Question

If \[{{T}_{n}}={{\sin }^{n}}\theta +{{\cos }^{n}}\theta \], prove that:-
\[2{{T}_{6}}-3{{T}_{4}}+1=0\]

Answer 1

Hint: In such questions, we prove them by either making the left hand side that is L.H.S. or by making the right hand side that is R.H.S. equal to the other in order to prove the proof that has been asked.

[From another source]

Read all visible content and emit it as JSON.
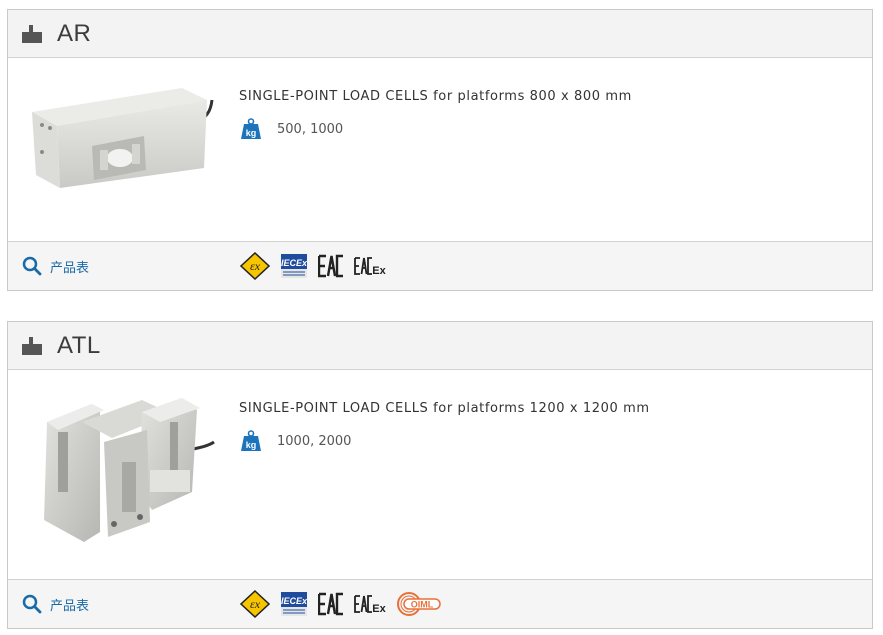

Complete step-by-step answer:
The most important formula that will be used in the solution is as follows
\[{{\sin }^{2}}x+{{\cos }^{2}}x=1\]
Some other important formulae that might be used in solving this question is as follows
\[\begin{align}
  & {{(a+b)}^{3}}-3a\cdot b\cdot (a+b)={{a}^{3}}+{{b}^{3}} \\
 & {{(a+b)}^{2}}-2a\cdot b={{a}^{2}}+{{b}^{2}} \\
\end{align}\]

Now, these are the results that would be used to prove the proof mentioned in this question as using these identities, we would convert the left hand side that is L.H.S. or the right hand side that is R.H.S. to make either of them equal to the other.
In this particular question, we will first write the value of \[{{T}_{n}}\] according to the value of n and then we will simplify the obtained expression by using the formulae that are mentioned above and hence, we will try to prove the given statement.
As mentioned in the question, we have to prove the given expression.
Now, we will start with the left hand side that is L.H.S. and try to make the necessary changes that are given in the hint, first, as follows
\[\begin{align}
  & =2{{T}_{6}}-3{{T}_{4}}+1 \\
 & =2\left( {{\sin }^{6}}\theta +{{\cos }^{6}}\theta \right)-3\left( {{\sin }^{4}}\theta +{{\cos }^{4}}\theta \right)+1 \\
\end{align}\]
Now, on using the expressions
\[\begin{align}
  & {{(a+b)}^{3}}-3a\cdot b\cdot (a+b)={{a}^{3}}+{{b}^{3}} \\
 & {{(a+b)}^{2}}-2a\cdot b={{a}^{2}}+{{b}^{2}} \\
\end{align}\]
We get the following result
\[\begin{align}
  & =2\left( {{\sin }^{6}}\theta +{{\cos }^{6}}\theta \right)-3\left( {{\sin }^{4}}\theta +{{\cos }^{4}}\theta \right)+1 \\
 & {{(a+b)}^{3}}-3a\cdot b\cdot (a+b)={{a}^{3}}+{{b}^{3}} \\
 & {{(a+b)}^{2}}-2a\cdot b={{a}^{2}}+{{b}^{2}} \\
 & =2\left( {{\left( {{\sin }^{2}}\theta +{{\cos }^{2}}\theta \right)}^{3}}-3\cdot {{\sin }^{2}}\theta \cdot {{\cos }^{2}}\theta \left( {{\sin }^{2}}\theta +{{\cos }^{2}}\theta \right) \right)-3\left( {{\left( {{\sin }^{2}}\theta +{{\cos }^{2}}\theta \right)}^{2}}-2\cdot {{\sin }^{2}}\theta \cdot {{\cos }^{2}}\theta \right)+1 \\
 & ({{\sin }^{2}}x+{{\cos }^{2}}x=1) \\
 & =2\left( {{\left( 1 \right)}^{3}}-3\cdot {{\sin }^{2}}\theta \cdot {{\cos }^{2}}\theta \left( 1 \right) \right)-3\left( {{\left( 1 \right)}^{2}}-2\cdot {{\sin }^{2}}\theta \cdot {{\cos }^{2}}\theta \right)+1 \\
 & =2\left( 1-3\cdot {{\sin }^{2}}\theta \cdot {{\cos }^{2}}\theta \right)-3\left( 1-2\cdot {{\sin }^{2}}\theta \cdot {{\cos }^{2}}\theta \right)+1 \\
 & =2-6\cdot {{\sin }^{2}}\theta \cdot {{\cos }^{2}}\theta -3+6\cdot {{\sin }^{2}}\theta \cdot {{\cos }^{2}}\theta +1 \\
 & =2+1-3=0 \\
\end{align}\]
(Using the identities that are mentioned in the hint)
Now, as the right hand side that is R.H.S. is equal to the left hand side that is L.H.S., hence, the expression has been proved.

Note: -Another method of attempting this question is by converting the right hand side that is R.H.S. to the left hand side that is L.H.S. by using the relations that are given in the hint. Through this method also, we could get to the correct answer and hence, we would be able to prove the required proof.
Another method of doing this question is by directly putting any known angle in place of \[\theta \] and hence, we can easily get the solution.